Inception v1 論文及源碼

Going deeper with convolutions
Christian Szegedy, Wei Liu, Yangqing Jia, Pierre Sermanet, Scott Reed,
Dragomir Anguelov, Dumitru Erhan, Vincent Vanhoucke, Andrew Rabinovich.
http://arxiv.org/pdf/1409.4842v1.pdf.

論文解讀

Network-in-network

R-CNN

R-CNN是如今主流的object detection的方法。R-CNN將整個detection問題分爲兩個子問題。首先,利用一些底層的表示,例如:顏色,像素的一致性等,來暗示提示object。然後利用CNN分類器來識別在某個位置等物體。
這兩個步驟,權衡了在顏色像素等級別對原圖像分塊和更加高層次的分類器。本文使用了類似的方法(pipeline),但是每個階段使用了一些加強的方法,例如multi-box,

The current leading approach for object detection is the Regions with Convolutional Neural Net- works (R-CNN) proposed by Girshick et al. [6]. R-CNN decomposes the overall detection problem into two subproblems: to first utilize low-level cues such as color and superpixel consistency for potential object proposals in a category-agnostic fashion, and to then use CNN classifiers to identify object categories at those locations. Such a two stage approach leverages the accuracy of bound- ing box segmentation with low-level cues, as well as the highly powerful classification power of state-of-the-art CNNs. We adopted a similar pipeline in our detection submissions, but have ex- plored enhancements in both stages, such as multi-box [5] prediction for higher object bounding box recall, and ensemble approaches for better categorization of bounding box proposals.

Multivation and High Level Considerations

雖說最直接的提高網絡性能的方法是增加寬度和深度,但是這兩個方法有drawback,缺點。更多的參數導致容易過擬合,並且,消耗更多的計算資源。

For example, in a deep vision network, if two convolutional layers are chained, any uniform increase in the number of their filters results in a quadratic increase of computation.

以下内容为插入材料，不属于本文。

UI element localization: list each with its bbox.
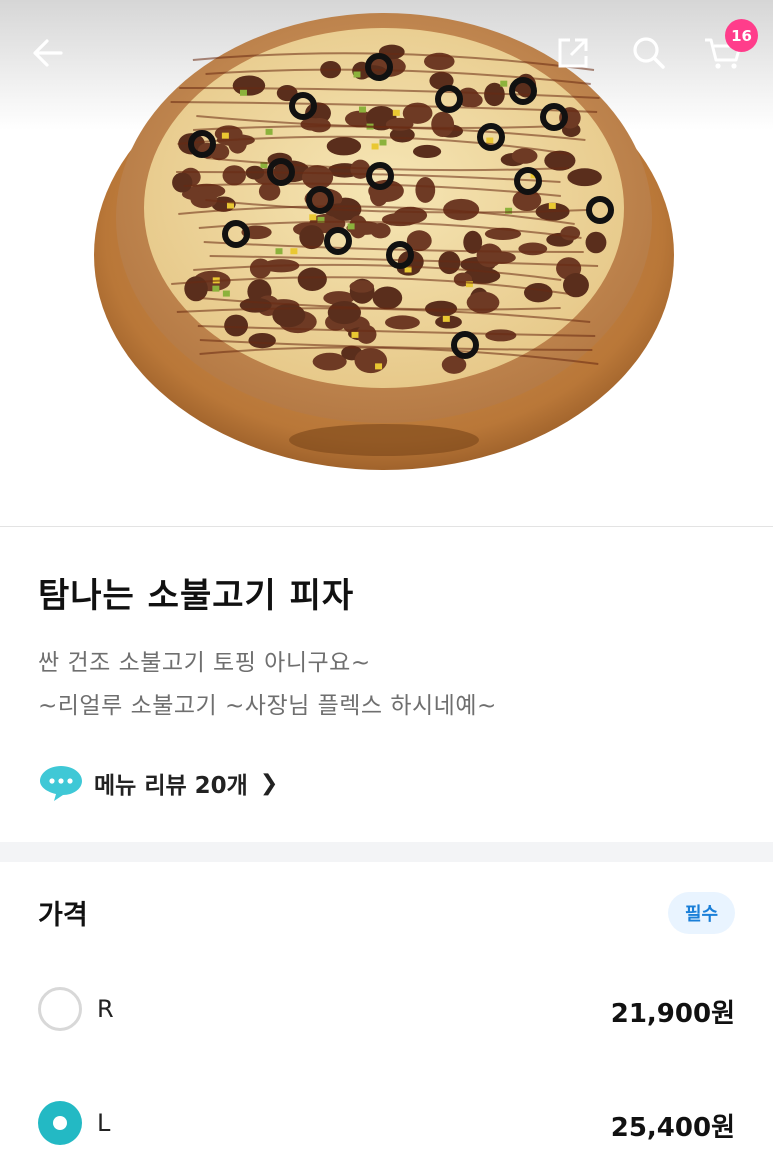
speech-bubble-icon [40,766,82,801]
veg-topping [275,248,283,255]
beef-topping [385,315,420,330]
beef-topping [567,168,602,187]
beef-topping [297,267,327,291]
search-button[interactable] [623,27,675,79]
menu-review-link[interactable]: 메뉴 리뷰 20개 ❯ [38,760,278,806]
beef-topping [412,144,442,159]
beef-topping [239,297,272,313]
beef-topping [248,332,276,349]
section-divider [0,842,773,862]
beef-topping [385,117,414,131]
top-bar: 16 [0,0,773,110]
option-label-l: L [97,1109,111,1137]
veg-topping [392,109,400,116]
product-description-line-1: 싼 건조 소불고기 토핑 아니구요~ [38,650,371,676]
product-title: 탐나는 소불고기 피자 [38,576,355,616]
back-button[interactable] [22,27,74,79]
radio-button-r[interactable] [38,987,82,1031]
price-option-l[interactable]: L 25,400원 [0,1089,773,1159]
product-description-line-2: ~리얼루 소불고기 ~사장님 플렉스 하시네예~ [38,693,497,719]
veg-topping [379,139,387,146]
beef-topping [301,165,334,190]
option-price-l: 25,400원 [610,1113,735,1143]
beef-topping [349,280,374,293]
search-icon [633,37,665,69]
cart-count-badge: 16 [725,19,758,52]
veg-topping [375,363,383,370]
beef-topping [523,282,553,303]
veg-topping [290,248,298,255]
option-label-r: R [97,995,114,1023]
option-price-r: 21,900원 [610,999,735,1029]
veg-topping [309,214,317,221]
beef-topping [327,300,362,325]
beef-topping [299,225,325,250]
beef-topping [415,177,436,203]
share-button[interactable] [547,27,599,79]
veg-topping [212,285,220,292]
beef-topping [326,136,362,156]
veg-topping [442,315,450,322]
veg-topping [351,331,359,338]
beef-topping [272,303,306,328]
review-link-label: 메뉴 리뷰 20개 [94,773,248,799]
share-icon [558,38,588,68]
beef-topping [190,190,218,209]
veg-topping [347,223,355,230]
beef-topping [511,148,538,164]
beef-topping [372,286,403,310]
beef-topping [485,329,517,342]
veg-topping [265,128,273,135]
radio-button-l[interactable] [38,1101,82,1145]
chevron-right-icon: ❯ [259,770,279,796]
price-option-r[interactable]: R 21,900원 [0,975,773,1045]
beef-topping [356,324,377,344]
beef-topping [172,172,193,193]
veg-topping [548,202,556,209]
required-badge: 필수 [668,892,735,934]
veg-topping [221,132,229,139]
beef-topping [431,111,455,137]
price-section-title: 가격 [38,900,88,931]
beef-topping [222,165,246,186]
beef-topping [224,314,249,337]
veg-topping [486,137,494,144]
veg-topping [222,290,230,297]
veg-topping [371,143,379,150]
beef-topping [585,231,607,254]
beef-topping [312,352,347,371]
arrow-left-icon [33,39,63,67]
beef-topping [354,348,388,374]
beef-topping [518,242,548,256]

解決這兩個問題,可以將全聯接層轉換爲稀疏鏈接層,即使是在CNN裏。
主要思想就是,將有output 有關聯的layer連起來。

if the probability distribution of the data-set is representable by a large, very sparse deep neural network, then the optimal network topology can be constructed layer by layer by analyzing the correlation statistics of the activations of the last layer and clustering neurons with highly correlated outputs.

Although the strict math- ematical proof requires very strong conditions, the fact that this statement resonates with the well known Hebbian principle – neurons that fire together, wire together – suggests that the underlying idea is applicable even under less strict conditions, in practice.

但是現在的硬件並不適合sparse網絡,稀疏並不適合parallel computing。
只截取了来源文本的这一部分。